Marketing for the 4000 Alton Road luxury condominium project will soon commence, thanks to the approval of a series of design changes by a Miami Beach city board.
Those design changes, which were unanimously approved by the Miami Beach Design Review Board on Tuesday, included the approval of a three-foot height variance, allowing Mast Capital to construct an 88-foot tall, 162,395-square-foot transparent condominium designed by Ricardo Bofill Talier de Arquitectura, a Barcelona-based architecture firm.
Eddie Otero, Mast Capital’s director of development, said the 78 condominium units will be marketed for between $900 and $1000 per square foot by the fourth quarter of this year. Among the amenities include a gigantic pool and semi-private elevators for each unit.
ast Capital is led by developer Camilo Miguel. Back in October 2014, Miguel bought the 1.87-acre parking lot by the I-195 ramp from Talmudic University, a Jewish Orthodox yeshiva, for $17.1 million.
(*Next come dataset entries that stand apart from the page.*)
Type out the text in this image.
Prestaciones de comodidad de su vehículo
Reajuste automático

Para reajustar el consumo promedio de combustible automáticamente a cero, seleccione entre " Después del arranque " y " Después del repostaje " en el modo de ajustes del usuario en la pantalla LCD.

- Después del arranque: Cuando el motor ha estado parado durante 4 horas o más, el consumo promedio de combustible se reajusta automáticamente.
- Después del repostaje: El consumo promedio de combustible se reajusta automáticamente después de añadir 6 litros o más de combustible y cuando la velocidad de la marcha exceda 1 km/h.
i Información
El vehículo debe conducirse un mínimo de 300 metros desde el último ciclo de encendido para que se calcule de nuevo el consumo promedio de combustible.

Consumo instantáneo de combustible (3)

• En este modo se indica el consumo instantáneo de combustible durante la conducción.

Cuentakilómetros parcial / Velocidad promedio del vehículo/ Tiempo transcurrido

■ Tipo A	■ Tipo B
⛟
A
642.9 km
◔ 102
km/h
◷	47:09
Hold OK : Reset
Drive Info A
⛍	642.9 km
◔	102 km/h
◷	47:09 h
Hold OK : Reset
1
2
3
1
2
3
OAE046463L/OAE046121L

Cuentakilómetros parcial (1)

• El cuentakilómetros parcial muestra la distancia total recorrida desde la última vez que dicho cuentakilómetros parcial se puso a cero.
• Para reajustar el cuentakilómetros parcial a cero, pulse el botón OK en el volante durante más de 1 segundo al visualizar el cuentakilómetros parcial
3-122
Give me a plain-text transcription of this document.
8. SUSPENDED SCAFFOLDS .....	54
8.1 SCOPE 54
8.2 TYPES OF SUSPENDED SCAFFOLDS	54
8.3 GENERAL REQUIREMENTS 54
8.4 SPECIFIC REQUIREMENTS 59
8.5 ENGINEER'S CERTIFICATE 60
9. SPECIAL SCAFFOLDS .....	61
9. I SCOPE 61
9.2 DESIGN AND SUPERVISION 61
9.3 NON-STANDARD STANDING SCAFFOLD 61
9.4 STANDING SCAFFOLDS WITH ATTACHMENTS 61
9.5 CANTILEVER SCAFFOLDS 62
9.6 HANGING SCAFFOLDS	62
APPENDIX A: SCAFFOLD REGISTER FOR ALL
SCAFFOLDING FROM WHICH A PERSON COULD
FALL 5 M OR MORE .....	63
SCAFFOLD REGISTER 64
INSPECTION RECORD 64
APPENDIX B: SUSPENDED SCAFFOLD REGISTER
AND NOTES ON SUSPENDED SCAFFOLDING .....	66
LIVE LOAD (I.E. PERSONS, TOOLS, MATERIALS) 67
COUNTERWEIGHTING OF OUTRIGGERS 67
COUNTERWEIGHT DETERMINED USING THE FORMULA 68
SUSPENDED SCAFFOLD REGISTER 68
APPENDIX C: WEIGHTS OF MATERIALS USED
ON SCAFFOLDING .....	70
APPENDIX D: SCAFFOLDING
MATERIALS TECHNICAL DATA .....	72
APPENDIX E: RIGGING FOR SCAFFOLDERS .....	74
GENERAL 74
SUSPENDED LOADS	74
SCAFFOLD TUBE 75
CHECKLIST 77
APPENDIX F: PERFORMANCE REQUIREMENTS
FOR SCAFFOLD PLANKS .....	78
Founded in 1974, Talmudic University bought the parking lot and the neighboring seven-story hotel in 2003 for $8 million and turned it into its main campus. The university was embarking on ambitious plans to build new dorms, apartments, and class rooms when BB&T sought to foreclose on the 2.3 acre parcel in 2011.
The foreclosure suits were eventually settled and Talmudic University still controls 1.1 acres of land on the north side of the site where the yeshiva plans to build a five-story addition on the site, according to a report from Planning Director Thomas Mooney. The project’s attorney, Graham Penn of Bercow Radell & Fernandez, even described Talmudic University as the condo developer’s “partner” during his presentation to the DRB.
Richard Seda, a Mid-Miami Beach resident who owns a home across the street from 4000 Alton Road, said the condo’s new design was much improved over previous plans unveiled by Mast Capital last year. Still, Seda said the project will amount to a wall of concrete in front of his house. In an effort to enhance views of Biscayne Bay, Seda insisted, the developers shifted its proposed building further west, blocking his own views in the process.
“We shouldn’t be penalized to increase the views of people who aren’t even living there yet,” he said.
But Penn pointed out that the design changes increased the setback for the proposed condo from the street from 25 feet to 50 feet. “This is a net benefit for the entire neighborhood,” the attorney said. Without that enhanced setback, “those units were going to be right in front of Mr. Seda’s house.”